The Verdict: Quality Company at Reasonable Valuation

BUY

Score: 75/100

For Fresh Investors: Accumulate on dips towards ₹1,800-1,850 levels with a 12-18 month investment horizon. The combination of excellent quality credentials, positive financial momentum, and fair valuation following recent correction creates a favourable entry opportunity for long-term wealth creation.

For Existing Holders: Continue holding with conviction. The company's market leadership, superior capital efficiency (ROE of 22.77%), and strong growth visibility justify retaining positions despite premium valuations. Consider adding on significant corrections below ₹1,750.

Fair Value Estimate: ₹2,150-2,250 (13-18% upside from current levels), assuming sustained margin expansion, volume growth of 12-15% annually, and sector re-rating.

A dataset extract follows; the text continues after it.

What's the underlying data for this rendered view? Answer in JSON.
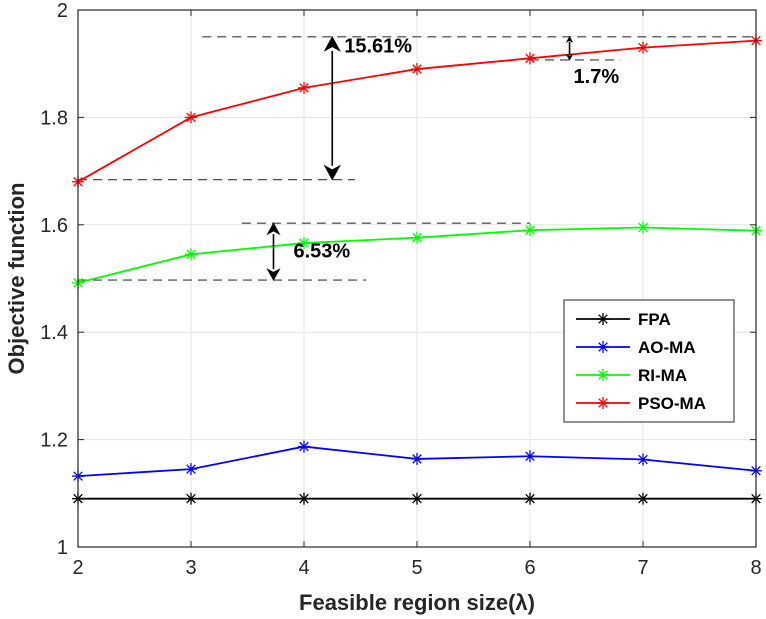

Valuation premium justified by quality and growth, but execution critical to realising upside potential.

Note— ROCE = (EBIT - Other income)/(Capital Employed - Cash - Current Investments)

⚠️ Investment Disclaimer

This article is for educational and informational purposes only and should not be construed as financial advice. Investors should conduct their own due diligence, consider their risk tolerance and investment objectives, and consult with a qualified financial advisor before making any investment decisions.